In an interview broadcast Sunday on 60 Minutes, Al-Faisal said that, after learning that 15 of the 19 Sept. 11 hijackers were Saudis, he ordered a survey of textbooks to determine whether the hijackers' hatred for America was based in schooling. Eighty-five percent of what was being taught was not hateful, he said, but he was disturbed by the other 15 percent.
"Ten percent of what we found was questionable. Five percent was actually abhorrent to us, so we took a decision to change that and we have changed," al-Faisal told Stahl.
The Saudi government has allowed Muslim clerics to control education for many years and al-Faisal admitted he feared that the clerics may have been poisoning students with anti-American ideas. He told Stahl that the survey was meant to discover what the books contained that would "direct Saudi Arabians to be liable to be deluded by anybody who harbors enmity against the United States."

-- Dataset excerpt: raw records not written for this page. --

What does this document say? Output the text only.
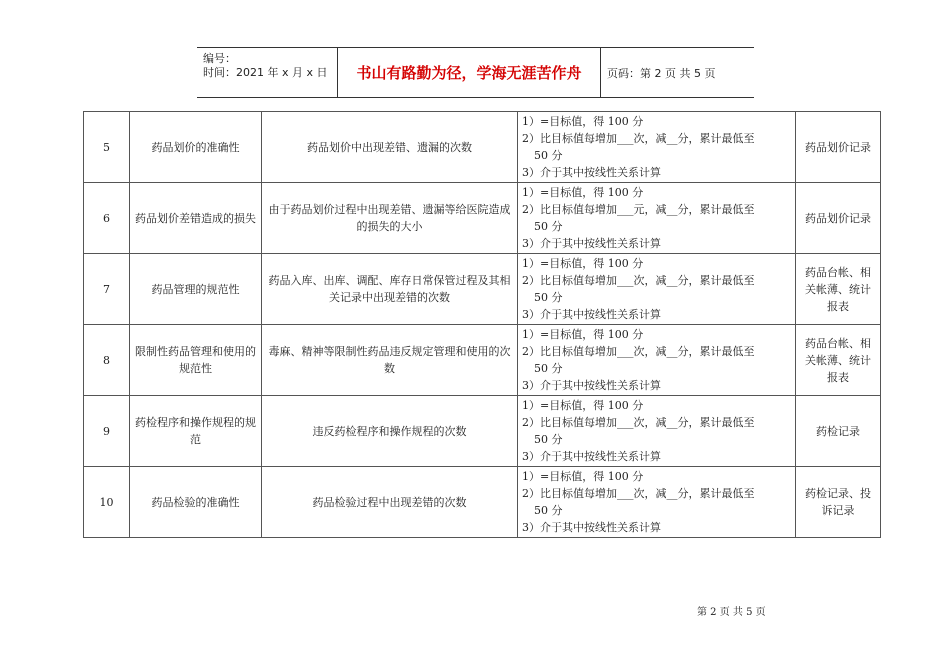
编号：
时间：2021 年 x 月 x 日	书山有路勤为径，学海无涯苦作舟	页码：第 2 页 共 5 页
5	药品划价的准确性	药品划价中出现差错、遗漏的次数	1）=目标值，得 100 分
2）比目标值每增加___次，减__分，累计最低至
50 分
3）介于其中按线性关系计算	药品划价记录
6	药品划价差错造成的损失	由于药品划价过程中出现差错、遗漏等给医院造成的损失的大小	1）=目标值，得 100 分
2）比目标值每增加___元，减__分，累计最低至
50 分
3）介于其中按线性关系计算	药品划价记录
7	药品管理的规范性	药品入库、出库、调配、库存日常保管过程及其相关记录中出现差错的次数	1）=目标值，得 100 分
2）比目标值每增加___次，减__分，累计最低至
50 分
3）介于其中按线性关系计算	药品台帐、相关帐薄、统计报表
8	限制性药品管理和使用的规范性	毒麻、精神等限制性药品违反规定管理和使用的次数	1）=目标值，得 100 分
2）比目标值每增加___次，减__分，累计最低至
50 分
3）介于其中按线性关系计算	药品台帐、相关帐薄、统计报表
9	药检程序和操作规程的规范	违反药检程序和操作规程的次数	1）=目标值，得 100 分
2）比目标值每增加___次，减__分，累计最低至
50 分
3）介于其中按线性关系计算	药检记录
10	药品检验的准确性	药品检验过程中出现差错的次数	1）=目标值，得 100 分
2）比目标值每增加___次，减__分，累计最低至
50 分
3）介于其中按线性关系计算	药检记录、投诉记录
第 2 页 共 5 页
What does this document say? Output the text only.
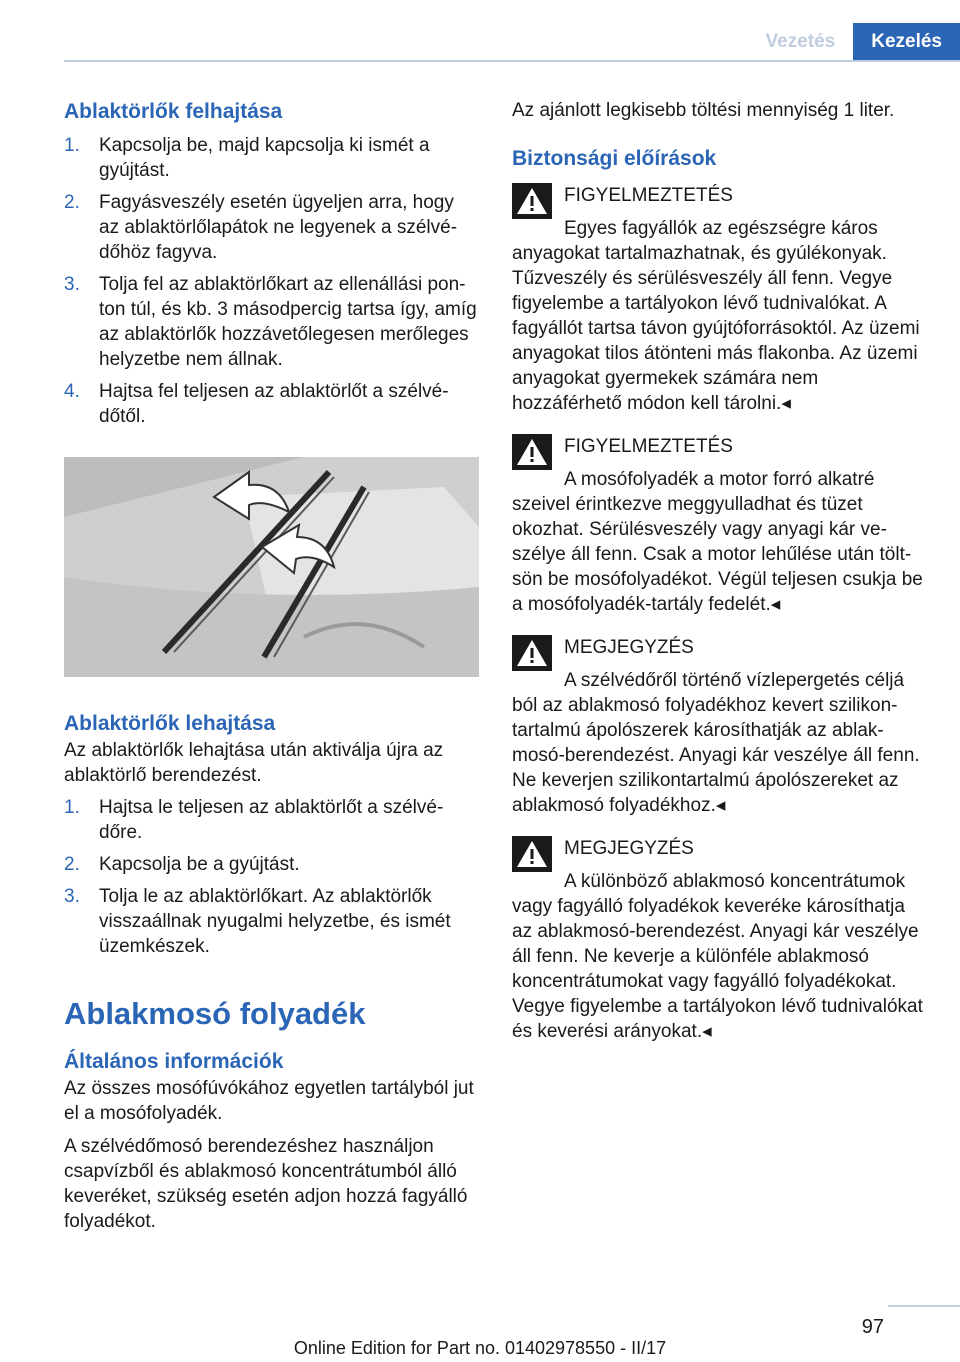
Vezetés	Kezelés
Ablaktörlők felhajtása
1. Kapcsolja be, majd kapcsolja ki ismét a gyújtást.
2. Fagyásveszély esetén ügyeljen arra, hogy az ablaktörlőlapátok ne legyenek a szélvédőhöz fagyva.
3. Tolja fel az ablaktörlőkart az ellenállási ponton túl, és kb. 3 másodpercig tartsa így, amíg az ablaktörlők hozzávetőlegesen merőleges helyzetbe nem állnak.
4. Hajtsa fel teljesen az ablaktörlőt a szélvédőtől.
Ablaktörlők lehajtása

Az ablaktörlők lehajtása után aktiválja újra az ablaktörlő berendezést.

1. Hajtsa le teljesen az ablaktörlőt a szélvédőre.
2. Kapcsolja be a gyújtást.
3. Tolja le az ablaktörlőkart. Az ablaktörlők visszaállnak nyugalmi helyzetbe, és ismét üzemkészek.
Ablakmosó folyadék
Általános információk

Az összes mosófúvókához egyetlen tartályból jut el a mosófolyadék.

A szélvédőmosó berendezéshez használjon csapvízből és ablakmosó koncentrátumból álló keveréket, szükség esetén adjon hozzá fagyálló folyadékot.

Az ajánlott legkisebb töltési mennyiség 1 liter.

Biztonsági előírások
FIGYELMEZTETÉS
Egyes fagyállók az egészségre káros
anyagokat tartalmazhatnak, és gyúlékonyak. Tűzveszély és sérülésveszély áll fenn. Vegye figyelembe a tartályokon lévő tudnivalókat. A fagyállót tartsa távon gyújtóforrásoktól. Az üzemi anyagokat tilos átönteni más flakonba. Az üzemi anyagokat gyermekek számára nem hozzáférhető módon kell tárolni.◂
FIGYELMEZTETÉS
A mosófolyadék a motor forró alkatré
szeivel érintkezve meggyulladhat és tüzet okozhat. Sérülésveszély vagy anyagi kár veszélye áll fenn. Csak a motor lehűlése után töltsön be mosófolyadékot. Végül teljesen csukja be a mosófolyadék-tartály fedelét.◂
MEGJEGYZÉS
A szélvédőről történő vízlepergetés céljá
ból az ablakmosó folyadékhoz kevert szilikontartalmú ápolószerek károsíthatják az ablakmosó-berendezést. Anyagi kár veszélye áll fenn. Ne keverjen szilikontartalmú ápolószereket az ablakmosó folyadékhoz.◂
MEGJEGYZÉS
A különböző ablakmosó koncentrátumok
vagy fagyálló folyadékok keveréke károsíthatja az ablakmosó-berendezést. Anyagi kár veszélye áll fenn. Ne keverje a különféle ablakmosó koncentrátumokat vagy fagyálló folyadékokat. Vegye figyelembe a tartályokon lévő tudnivalókat és keverési arányokat.◂
97
Online Edition for Part no. 01402978550 - II/17
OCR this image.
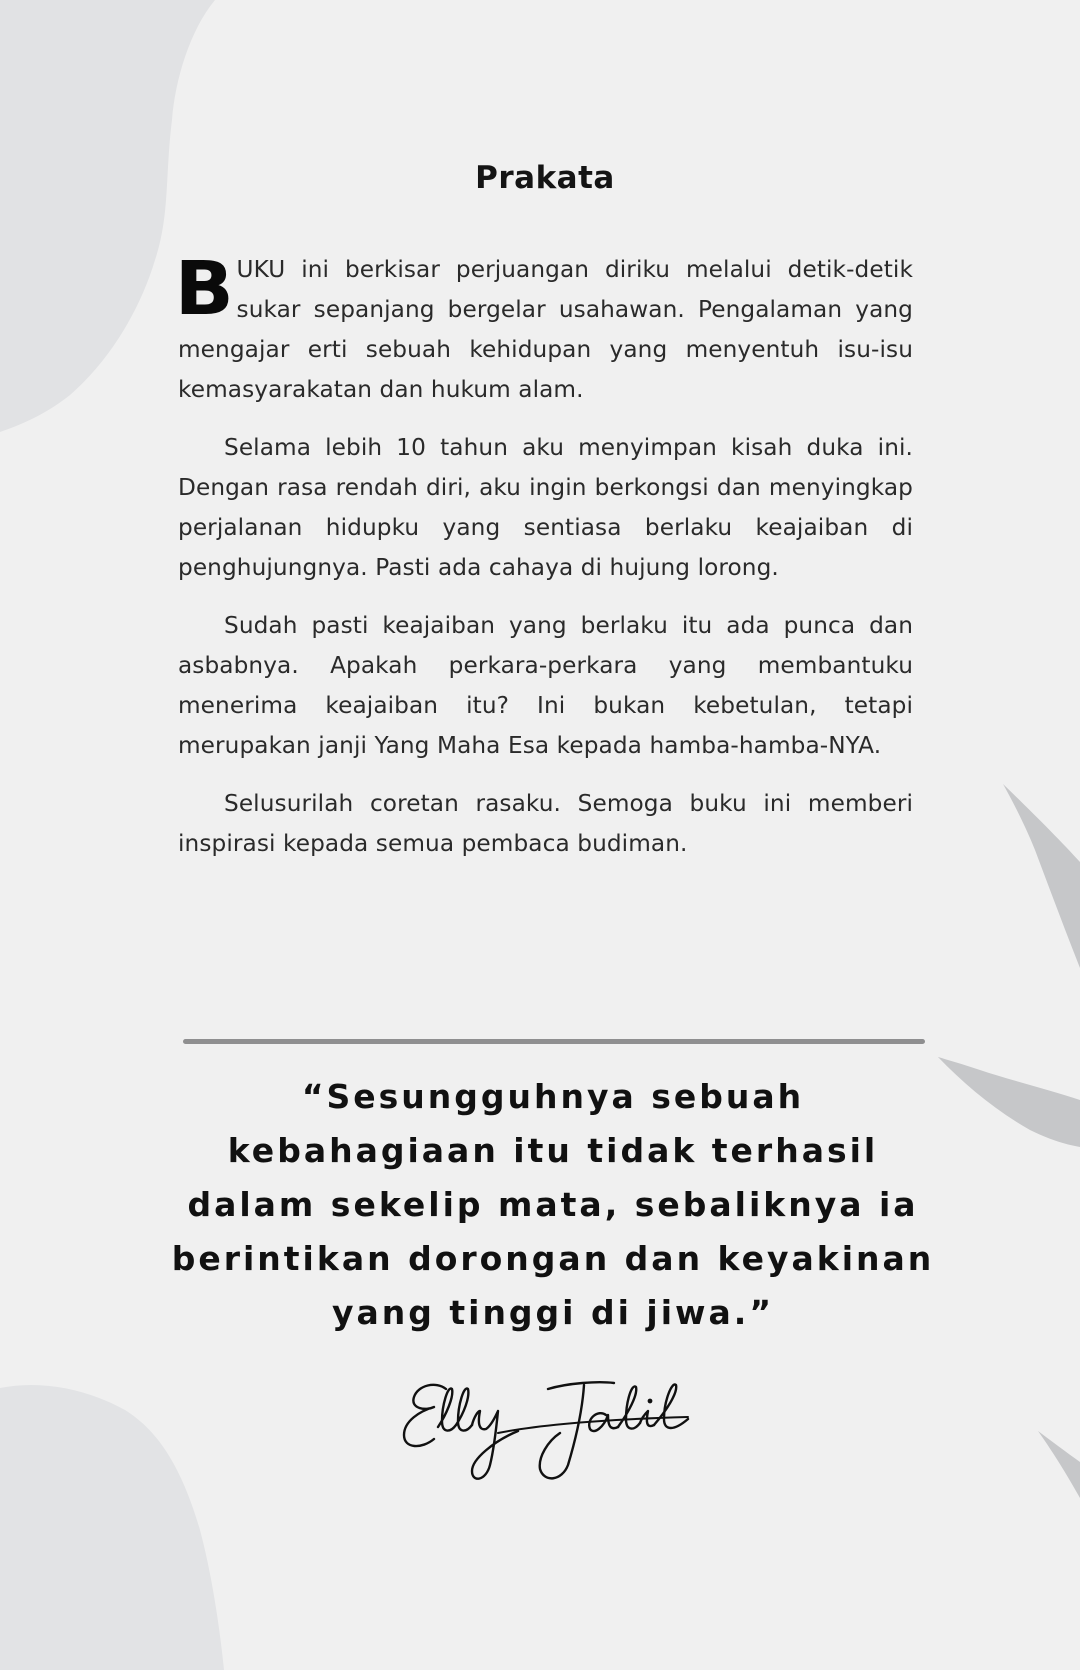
Prakata

BUKU ini berkisar perjuangan diriku melalui detik-detik sukar sepanjang bergelar usahawan. Pengalaman yang mengajar erti sebuah kehidupan yang menyentuh isu-isu kemasyarakatan dan hukum alam.

Selama lebih 10 tahun aku menyimpan kisah duka ini. Dengan rasa rendah diri, aku ingin berkongsi dan menyingkap perjalanan hidupku yang sentiasa berlaku keajaiban di penghujungnya. Pasti ada cahaya di hujung lorong.

Sudah pasti keajaiban yang berlaku itu ada punca dan asbabnya. Apakah perkara-perkara yang membantuku menerima keajaiban itu? Ini bukan kebetulan, tetapi merupakan janji Yang Maha Esa kepada hamba-hamba-NYA.

Selusurilah coretan rasaku. Semoga buku ini memberi inspirasi kepada semua pembaca budiman.

“Sesungguhnya sebuah
kebahagiaan itu tidak terhasil
dalam sekelip mata, sebaliknya ia
berintikan dorongan dan keyakinan
yang tinggi di jiwa.”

And he said, "I was expecting, frankly, the worst."
Saudi citizens that Stahl spoke to confirmed that a change had been made in the schools' curriculum, once dominated by religion.
"Religion used to be the subject," says Saudi businessman Hussein Shobokshi. "Now it is a subject. That is a major change, because we need good Muslims who happen to be doctors. We need good Muslims who happen to be economists. We don't need Muslims as a full-time job."